Мантяй подпрыгнул на месте, ноги подвернулись, и он упал. Грыканье мотора «шестьдесят шестого» оборвалось, но визг, вой и выкрики в несколько (в пять?) глоток усиливались, усиливались ещё и ещё, набирая мощь и ужас, и откуда-то — дыхание. Как так долго можно кричать?
Мантяй вскочил на карачки, и на карачках же развернулся налево кругом. Видимость оставалась прекрасной, как есть всё было видно. Но с машиной что-то одновременно и происходило — и произошло, хотя понять происходяще-произошедшее Мантяй до конца не смог, ни сразу сейчас, и никогда потом.
Из бетона (там, где должна была стоять — ехать — машина) торчала как бы пирамида с метр высотой.
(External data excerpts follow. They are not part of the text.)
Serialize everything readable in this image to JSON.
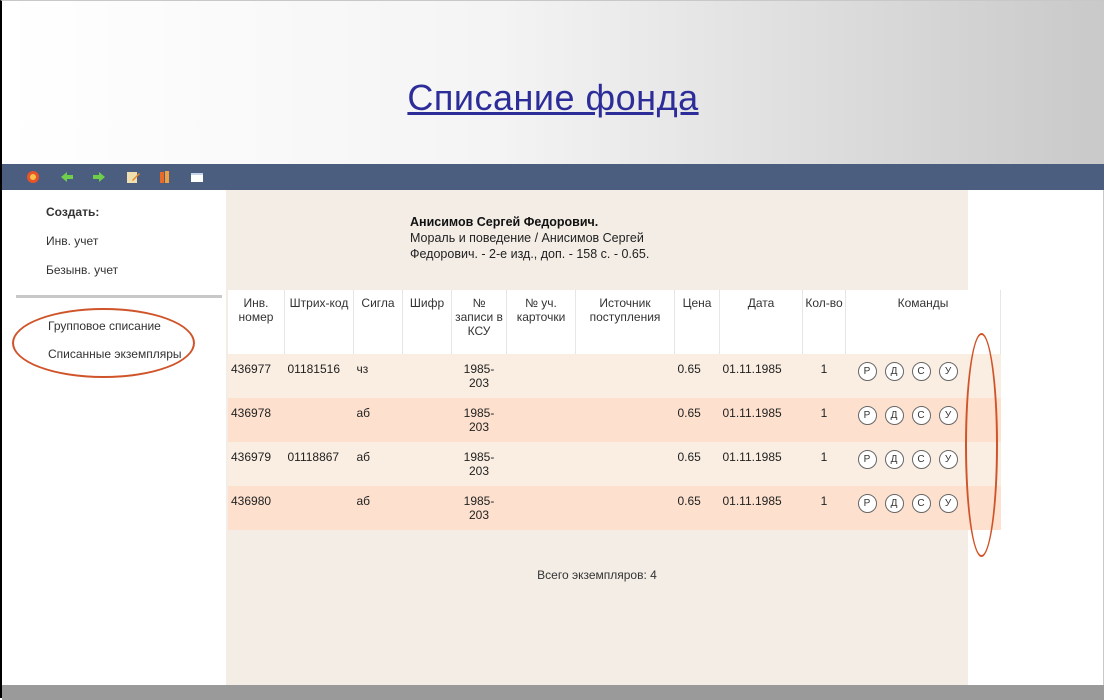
{
  "header": {
    "title": "Списание фонда"
  },
  "toolbar": {
    "icons": [
      "home-icon",
      "back-arrow-icon",
      "forward-arrow-icon",
      "edit-icon",
      "books-icon",
      "window-icon"
    ]
  },
  "sidebar": {
    "create_label": "Создать:",
    "inv_label": "Инв. учет",
    "noninv_label": "Безынв. учет",
    "group_writeoff": "Групповое списание",
    "written_off": "Списанные экземпляры"
  },
  "book": {
    "author": "Анисимов Сергей Федорович.",
    "line1": "Мораль и поведение / Анисимов Сергей",
    "line2": "Федорович. - 2-е изд., доп. - 158 с. - 0.65."
  },
  "table": {
    "headers": {
      "inv": "Инв. номер",
      "barcode": "Штрих-код",
      "sigla": "Сигла",
      "cipher": "Шифр",
      "ksu": "№ записи в КСУ",
      "card": "№ уч. карточки",
      "source": "Источник поступления",
      "price": "Цена",
      "date": "Дата",
      "qty": "Кол-во",
      "commands": "Команды"
    },
    "rows": [
      {
        "inv": "436977",
        "barcode": "01181516",
        "sigla": "чз",
        "cipher": "",
        "ksu": "1985-203",
        "card": "",
        "source": "",
        "price": "0.65",
        "date": "01.11.1985",
        "qty": "1"
      },
      {
        "inv": "436978",
        "barcode": "",
        "sigla": "аб",
        "cipher": "",
        "ksu": "1985-203",
        "card": "",
        "source": "",
        "price": "0.65",
        "date": "01.11.1985",
        "qty": "1"
      },
      {
        "inv": "436979",
        "barcode": "01118867",
        "sigla": "аб",
        "cipher": "",
        "ksu": "1985-203",
        "card": "",
        "source": "",
        "price": "0.65",
        "date": "01.11.1985",
        "qty": "1"
      },
      {
        "inv": "436980",
        "barcode": "",
        "sigla": "аб",
        "cipher": "",
        "ksu": "1985-203",
        "card": "",
        "source": "",
        "price": "0.65",
        "date": "01.11.1985",
        "qty": "1"
      }
    ],
    "commands": [
      "Р",
      "Д",
      "С",
      "У"
    ]
  },
  "total": "Всего экземпляров: 4",
  "colors": {
    "toolbar": "#4b5e80",
    "title": "#2d2d9a",
    "row_a": "#faeee2",
    "row_b": "#fde1ce",
    "annotation": "#d0542a"
  }
}
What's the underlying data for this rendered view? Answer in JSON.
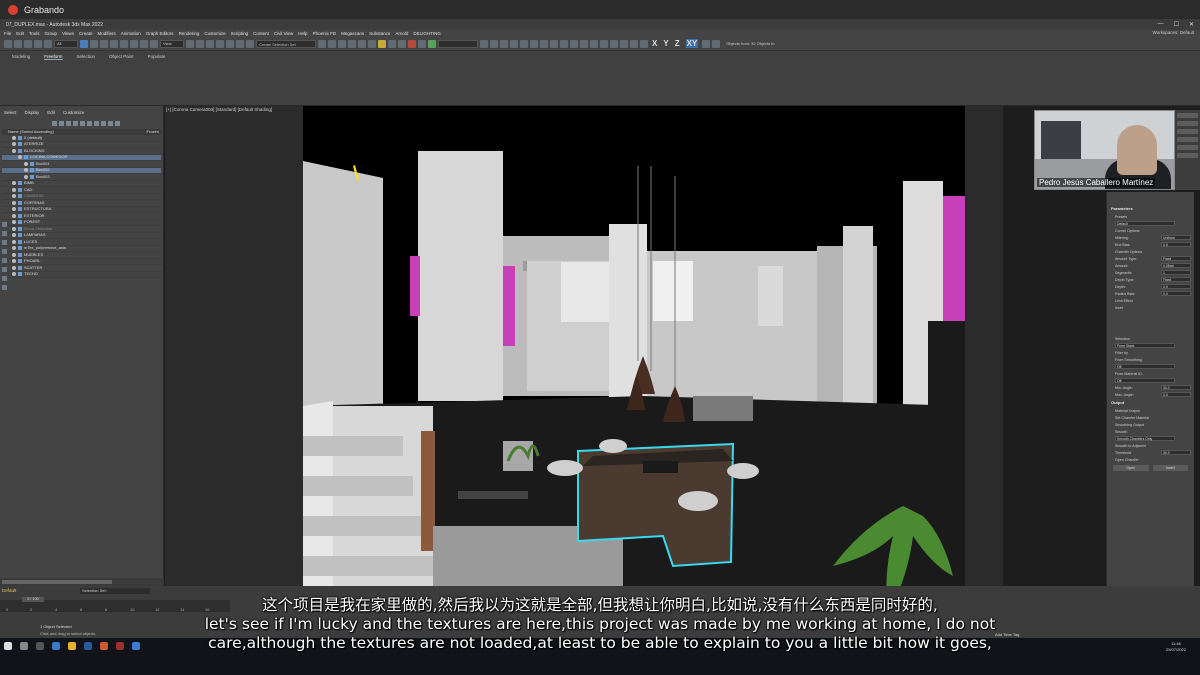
{
  "recording": {
    "label": "Grabando"
  },
  "window": {
    "title": "07_DUPLEX.max - Autodesk 3ds Max 2022",
    "workspace_label": "Workspaces:",
    "workspace_value": "Default"
  },
  "menu": [
    "File",
    "Edit",
    "Tools",
    "Group",
    "Views",
    "Create",
    "Modifiers",
    "Animation",
    "Graph Editors",
    "Rendering",
    "Customize",
    "Scripting",
    "Content",
    "Civil View",
    "Help",
    "Phoenix FD",
    "Megascans",
    "Substance",
    "Arnold",
    "DELIGHTING"
  ],
  "toolbar": {
    "filter_value": "All",
    "view_value": "View",
    "selection_set_placeholder": "Create Selection Set",
    "axes": [
      "X",
      "Y",
      "Z",
      "XY"
    ],
    "objects_info": "Objects from: 32 Objects in"
  },
  "ribbon_tabs": [
    "Modeling",
    "Freeform",
    "Selection",
    "Object Paint",
    "Populate"
  ],
  "explorer": {
    "menu": [
      "Select",
      "Display",
      "Edit",
      "Customize"
    ],
    "header": "Name (Sorted Ascending)",
    "header_right": "Frozen",
    "rows": [
      {
        "label": "0 (default)",
        "state": "normal",
        "indent": 0
      },
      {
        "label": "ATERRIZE",
        "state": "normal",
        "indent": 0
      },
      {
        "label": "BLOCKING",
        "state": "normal",
        "indent": 0
      },
      {
        "label": "COCINA COMEDOR",
        "state": "selected",
        "indent": 1
      },
      {
        "label": "Box001",
        "state": "normal",
        "indent": 2
      },
      {
        "label": "Box002",
        "state": "selected",
        "indent": 2
      },
      {
        "label": "Box003",
        "state": "normal",
        "indent": 2
      },
      {
        "label": "BIMB",
        "state": "normal",
        "indent": 0
      },
      {
        "label": "CAD",
        "state": "normal",
        "indent": 0
      },
      {
        "label": "CAMARAS",
        "state": "dim",
        "indent": 0
      },
      {
        "label": "CORTINAS",
        "state": "normal",
        "indent": 0
      },
      {
        "label": "ESTRUCTURA",
        "state": "normal",
        "indent": 0
      },
      {
        "label": "EXTERIOR",
        "state": "normal",
        "indent": 0
      },
      {
        "label": "FOREST",
        "state": "normal",
        "indent": 0
      },
      {
        "label": "Grout_Helpdata",
        "state": "dim",
        "indent": 0
      },
      {
        "label": "LAMPARAS",
        "state": "normal",
        "indent": 0
      },
      {
        "label": "LUCES",
        "state": "normal",
        "indent": 0
      },
      {
        "label": "mTex_polyremove_anis",
        "state": "normal",
        "indent": 0
      },
      {
        "label": "MUEBLES",
        "state": "normal",
        "indent": 0
      },
      {
        "label": "PHOARL",
        "state": "normal",
        "indent": 0
      },
      {
        "label": "SCATTER",
        "state": "normal",
        "indent": 0
      },
      {
        "label": "TECHO",
        "state": "normal",
        "indent": 0
      }
    ]
  },
  "viewport": {
    "label": "[+] [Corona Camera003] [Standard] [Default Shading]"
  },
  "webcam": {
    "name": "Pedro Jesús Caballero Martínez"
  },
  "command_panel": {
    "section_parameters": "Parameters",
    "presets_label": "Presets",
    "presets_value": "Default",
    "corner_options": "Corner Options",
    "params": [
      {
        "label": "Mitering:",
        "value": "Uniform"
      },
      {
        "label": "End Bias:",
        "value": "0.5"
      }
    ],
    "chamfer_options": "Chamfer Options",
    "chamfer_params": [
      {
        "label": "Amount Type:",
        "value": "Fixed"
      },
      {
        "label": "Amount:",
        "value": "0.05cm"
      },
      {
        "label": "Segments:",
        "value": "1"
      },
      {
        "label": "Depth Type:",
        "value": "Fixed"
      },
      {
        "label": "Depth:",
        "value": "0.5"
      },
      {
        "label": "Radius Bias:",
        "value": "0.0"
      }
    ],
    "limit_effect": "Limit Effect",
    "inset": "Inset",
    "selection": "Selection",
    "selection_value": "From Stack",
    "filter_by": "Filter by",
    "from_smoothing": "From Smoothing:",
    "off1": "Off",
    "from_material": "From Material ID:",
    "off2": "Off",
    "min_angle_label": "Min. Angle:",
    "min_angle_value": "30.0",
    "max_angle_label": "Max. Angle:",
    "max_angle_value": "0.0",
    "output": "Output",
    "material_output": "Material Output",
    "set_chamfer_material": "Set Chamfer Material",
    "smoothing_output": "Smoothing Output",
    "smooth": "Smooth",
    "smooth_value": "Smooth Chamfers Only",
    "smooth_adjacent": "Smooth to Adjacent",
    "threshold_label": "Threshold:",
    "threshold_value": "30.0",
    "open_chamfer": "Open Chamfer",
    "open_btn": "Open",
    "invert_btn": "Invert"
  },
  "bottom": {
    "layer": "Default",
    "selection_set": "Selection Set:",
    "frame": "0 / 100",
    "status1": "1 Object Selected",
    "status2": "Click and drag to select objects",
    "add_time_tag": "Add Time Tag",
    "ticks": [
      "0",
      "2",
      "4",
      "6",
      "8",
      "10",
      "12",
      "14",
      "16"
    ]
  },
  "taskbar": {
    "time": "11:46",
    "date": "25/07/2022"
  },
  "subtitles": [
    "这个项目是我在家里做的,然后我以为这就是全部,但我想让你明白,比如说,没有什么东西是同时好的,",
    "let's see if I'm lucky and the textures are here,this project was made by me working at home, I do not",
    "care,although the textures are not loaded,at least to be able to explain to you a little bit how it goes,"
  ],
  "colors": {
    "viewport_bg": "#000000",
    "selection_highlight": "#3ad9f0",
    "accent": "#3e6fa8",
    "plant_pink": "#c83fb4"
  }
}
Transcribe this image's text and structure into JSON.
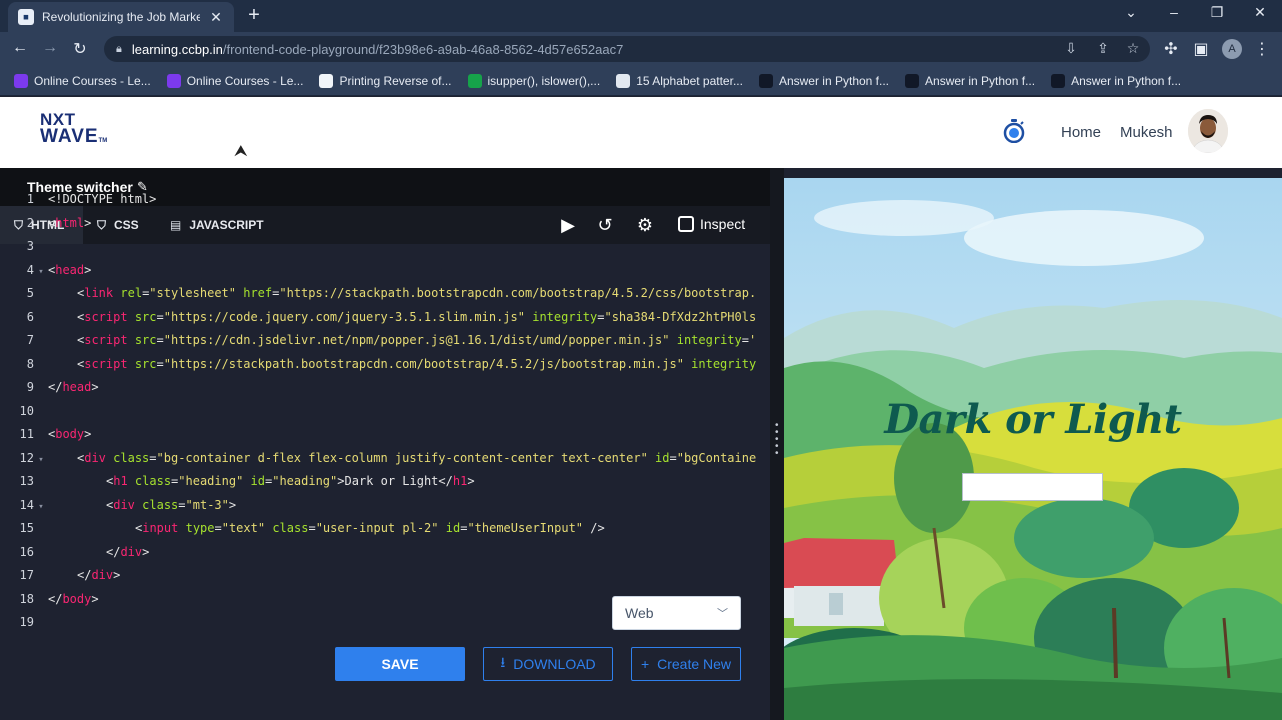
{
  "browser": {
    "tab_title": "Revolutionizing the Job Market |",
    "tab_close": "✕",
    "new_tab": "+",
    "url_host": "learning.ccbp.in",
    "url_path": "/frontend-code-playground/f23b98e6-a9ab-46a8-8562-4d57e652aac7",
    "profile_initial": "A",
    "bookmarks": [
      {
        "label": "Online Courses - Le...",
        "icon_color": "#7c3aed"
      },
      {
        "label": "Online Courses - Le...",
        "icon_color": "#7c3aed"
      },
      {
        "label": "Printing Reverse of...",
        "icon_color": "#f1f5f9"
      },
      {
        "label": "isupper(), islower(),...",
        "icon_color": "#16a34a"
      },
      {
        "label": "15 Alphabet patter...",
        "icon_color": "#e2e8f0"
      },
      {
        "label": "Answer in Python f...",
        "icon_color": "#111827"
      },
      {
        "label": "Answer in Python f...",
        "icon_color": "#111827"
      },
      {
        "label": "Answer in Python f...",
        "icon_color": "#111827"
      }
    ]
  },
  "header": {
    "logo_top": "NXT",
    "logo_bottom": "WAVE",
    "logo_tm": "TM",
    "nav_home": "Home",
    "nav_user": "Mukesh"
  },
  "editor": {
    "title": "Theme switcher",
    "tabs": [
      "HTML",
      "CSS",
      "JAVASCRIPT"
    ],
    "active_tab": "HTML",
    "inspect_label": "Inspect",
    "select_value": "Web",
    "save_label": "SAVE",
    "download_label": "DOWNLOAD",
    "create_label": "Create New",
    "lines": [
      {
        "n": "1",
        "fold": false,
        "indent": 0,
        "parts": [
          [
            "pl",
            "<!DOCTYPE html>"
          ]
        ]
      },
      {
        "n": "2",
        "fold": false,
        "indent": 0,
        "parts": [
          [
            "pl",
            "<"
          ],
          [
            "tg",
            "html"
          ],
          [
            "pl",
            ">"
          ]
        ]
      },
      {
        "n": "3",
        "fold": false,
        "indent": 0,
        "parts": []
      },
      {
        "n": "4",
        "fold": true,
        "indent": 0,
        "parts": [
          [
            "pl",
            "<"
          ],
          [
            "tg",
            "head"
          ],
          [
            "pl",
            ">"
          ]
        ]
      },
      {
        "n": "5",
        "fold": false,
        "indent": 1,
        "parts": [
          [
            "pl",
            "<"
          ],
          [
            "tg",
            "link"
          ],
          [
            "pl",
            " "
          ],
          [
            "at",
            "rel"
          ],
          [
            "pl",
            "="
          ],
          [
            "st",
            "\"stylesheet\""
          ],
          [
            "pl",
            " "
          ],
          [
            "at",
            "href"
          ],
          [
            "pl",
            "="
          ],
          [
            "st",
            "\"https://stackpath.bootstrapcdn.com/bootstrap/4.5.2/css/bootstrap."
          ]
        ]
      },
      {
        "n": "6",
        "fold": false,
        "indent": 1,
        "parts": [
          [
            "pl",
            "<"
          ],
          [
            "tg",
            "script"
          ],
          [
            "pl",
            " "
          ],
          [
            "at",
            "src"
          ],
          [
            "pl",
            "="
          ],
          [
            "st",
            "\"https://code.jquery.com/jquery-3.5.1.slim.min.js\""
          ],
          [
            "pl",
            " "
          ],
          [
            "at",
            "integrity"
          ],
          [
            "pl",
            "="
          ],
          [
            "st",
            "\"sha384-DfXdz2htPH0ls"
          ]
        ]
      },
      {
        "n": "7",
        "fold": false,
        "indent": 1,
        "parts": [
          [
            "pl",
            "<"
          ],
          [
            "tg",
            "script"
          ],
          [
            "pl",
            " "
          ],
          [
            "at",
            "src"
          ],
          [
            "pl",
            "="
          ],
          [
            "st",
            "\"https://cdn.jsdelivr.net/npm/popper.js@1.16.1/dist/umd/popper.min.js\""
          ],
          [
            "pl",
            " "
          ],
          [
            "at",
            "integrity"
          ],
          [
            "pl",
            "="
          ],
          [
            "st",
            "'"
          ]
        ]
      },
      {
        "n": "8",
        "fold": false,
        "indent": 1,
        "parts": [
          [
            "pl",
            "<"
          ],
          [
            "tg",
            "script"
          ],
          [
            "pl",
            " "
          ],
          [
            "at",
            "src"
          ],
          [
            "pl",
            "="
          ],
          [
            "st",
            "\"https://stackpath.bootstrapcdn.com/bootstrap/4.5.2/js/bootstrap.min.js\""
          ],
          [
            "pl",
            " "
          ],
          [
            "at",
            "integrity"
          ]
        ]
      },
      {
        "n": "9",
        "fold": false,
        "indent": 0,
        "parts": [
          [
            "pl",
            "</"
          ],
          [
            "tg",
            "head"
          ],
          [
            "pl",
            ">"
          ]
        ]
      },
      {
        "n": "10",
        "fold": false,
        "indent": 0,
        "parts": []
      },
      {
        "n": "11",
        "fold": false,
        "indent": 0,
        "parts": [
          [
            "pl",
            "<"
          ],
          [
            "tg",
            "body"
          ],
          [
            "pl",
            ">"
          ]
        ]
      },
      {
        "n": "12",
        "fold": true,
        "indent": 1,
        "parts": [
          [
            "pl",
            "<"
          ],
          [
            "tg",
            "div"
          ],
          [
            "pl",
            " "
          ],
          [
            "at",
            "class"
          ],
          [
            "pl",
            "="
          ],
          [
            "st",
            "\"bg-container d-flex flex-column justify-content-center text-center\""
          ],
          [
            "pl",
            " "
          ],
          [
            "at",
            "id"
          ],
          [
            "pl",
            "="
          ],
          [
            "st",
            "\"bgContaine"
          ]
        ]
      },
      {
        "n": "13",
        "fold": false,
        "indent": 2,
        "parts": [
          [
            "pl",
            "<"
          ],
          [
            "tg",
            "h1"
          ],
          [
            "pl",
            " "
          ],
          [
            "at",
            "class"
          ],
          [
            "pl",
            "="
          ],
          [
            "st",
            "\"heading\""
          ],
          [
            "pl",
            " "
          ],
          [
            "at",
            "id"
          ],
          [
            "pl",
            "="
          ],
          [
            "st",
            "\"heading\""
          ],
          [
            "pl",
            ">Dark or Light</"
          ],
          [
            "tg",
            "h1"
          ],
          [
            "pl",
            ">"
          ]
        ]
      },
      {
        "n": "14",
        "fold": true,
        "indent": 2,
        "parts": [
          [
            "pl",
            "<"
          ],
          [
            "tg",
            "div"
          ],
          [
            "pl",
            " "
          ],
          [
            "at",
            "class"
          ],
          [
            "pl",
            "="
          ],
          [
            "st",
            "\"mt-3\""
          ],
          [
            "pl",
            ">"
          ]
        ]
      },
      {
        "n": "15",
        "fold": false,
        "indent": 3,
        "parts": [
          [
            "pl",
            "<"
          ],
          [
            "tg",
            "input"
          ],
          [
            "pl",
            " "
          ],
          [
            "at",
            "type"
          ],
          [
            "pl",
            "="
          ],
          [
            "st",
            "\"text\""
          ],
          [
            "pl",
            " "
          ],
          [
            "at",
            "class"
          ],
          [
            "pl",
            "="
          ],
          [
            "st",
            "\"user-input pl-2\""
          ],
          [
            "pl",
            " "
          ],
          [
            "at",
            "id"
          ],
          [
            "pl",
            "="
          ],
          [
            "st",
            "\"themeUserInput\""
          ],
          [
            "pl",
            " />"
          ]
        ]
      },
      {
        "n": "16",
        "fold": false,
        "indent": 2,
        "parts": [
          [
            "pl",
            "</"
          ],
          [
            "tg",
            "div"
          ],
          [
            "pl",
            ">"
          ]
        ]
      },
      {
        "n": "17",
        "fold": false,
        "indent": 1,
        "parts": [
          [
            "pl",
            "</"
          ],
          [
            "tg",
            "div"
          ],
          [
            "pl",
            ">"
          ]
        ]
      },
      {
        "n": "18",
        "fold": false,
        "indent": 0,
        "parts": [
          [
            "pl",
            "</"
          ],
          [
            "tg",
            "body"
          ],
          [
            "pl",
            ">"
          ]
        ]
      },
      {
        "n": "19",
        "fold": false,
        "indent": 0,
        "parts": []
      }
    ]
  },
  "preview": {
    "heading": "Dark or Light"
  }
}
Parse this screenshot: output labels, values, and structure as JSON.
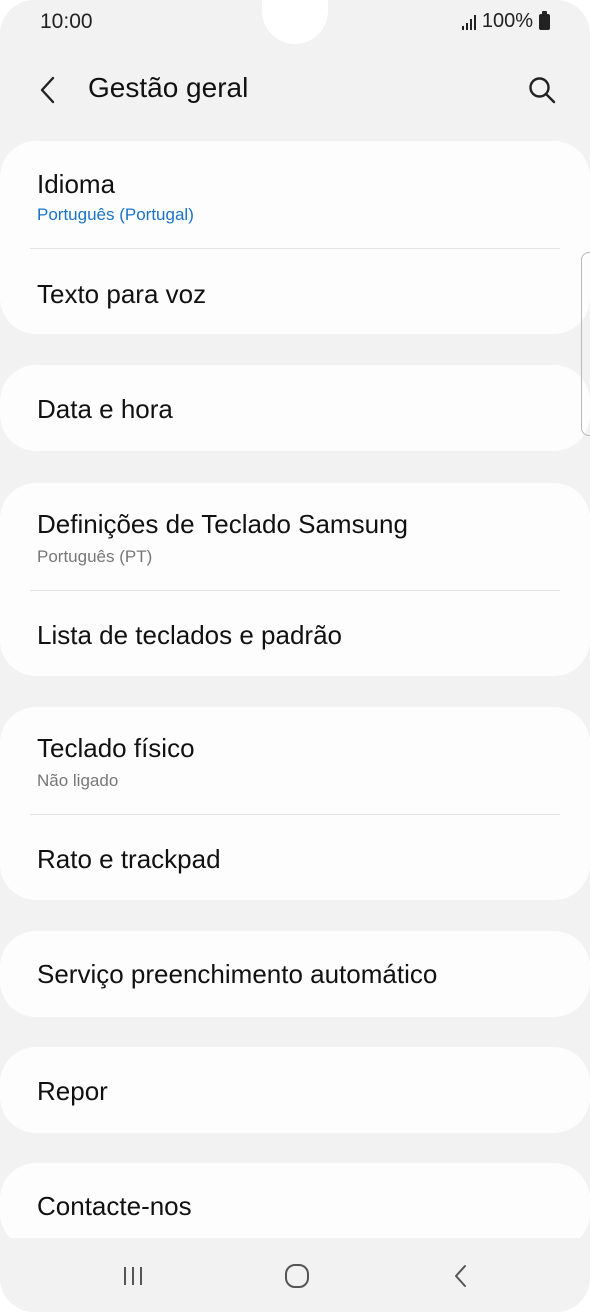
{
  "status_bar": {
    "time": "10:00",
    "battery": "100%"
  },
  "header": {
    "title": "Gestão geral",
    "back_icon": "chevron-left-icon",
    "search_icon": "search-icon"
  },
  "items": {
    "idioma": {
      "title": "Idioma",
      "subtitle": "Português (Portugal)"
    },
    "texto_voz": {
      "title": "Texto para voz"
    },
    "data_hora": {
      "title": "Data e hora"
    },
    "teclado_samsung": {
      "title": "Definições de Teclado Samsung",
      "subtitle": "Português (PT)"
    },
    "lista_teclados": {
      "title": "Lista de teclados e padrão"
    },
    "teclado_fisico": {
      "title": "Teclado físico",
      "subtitle": "Não ligado"
    },
    "rato": {
      "title": "Rato e trackpad"
    },
    "servico": {
      "title": "Serviço preenchimento automático"
    },
    "repor": {
      "title": "Repor"
    },
    "contacte": {
      "title": "Contacte-nos"
    }
  },
  "nav_bar": {
    "recents_icon": "recents-icon",
    "home_icon": "home-icon",
    "back_icon": "back-icon"
  },
  "colors": {
    "background": "#f2f2f2",
    "card": "#fdfdfd",
    "accent": "#1a73c9",
    "subtitle": "#777777"
  }
}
Это первое. Но это была не пирамида, а кусок борта, крыши и задней стенки кунга. Как будто машина провалилась (в бетон) в воду (в бетон), оставив на поверхности только маленькую свою часть, треугольничек себя. Это раз.
Одновременно, если, скажем, моргнуть или протереть глаза, или хотя бы чихнуть, — пирамидка оставалась, но возникала и машина целиком над ней, и эта машина ехала, стоя на месте, как по соответствующей уставной команде «на месте ехай марш!», и нормально горели фары… А потом если чуть повернуть голову — опять машины нет, провалилась, и только кусок от неё на поверхности из бетона, прозрачно побеленного изморозью, торчит. Это два.
А снова моргнуть — и опять машина целая едет на месте. А потом опять только задний кусок, пирамидка. И — раз, и — два. И раз, и два. Раз-два, раз-два.
— Ма-ма-мам-ма-ня.
Как под лёд ушли… Как пальцем в стрептококковую эктиму попали… (Слов таких Мантяй не знал, но стрептодермии накушался на всю жизнь, протыкал на целую фалангу себе в шее дыру.) Как ночью ногой в открытый люк канализации…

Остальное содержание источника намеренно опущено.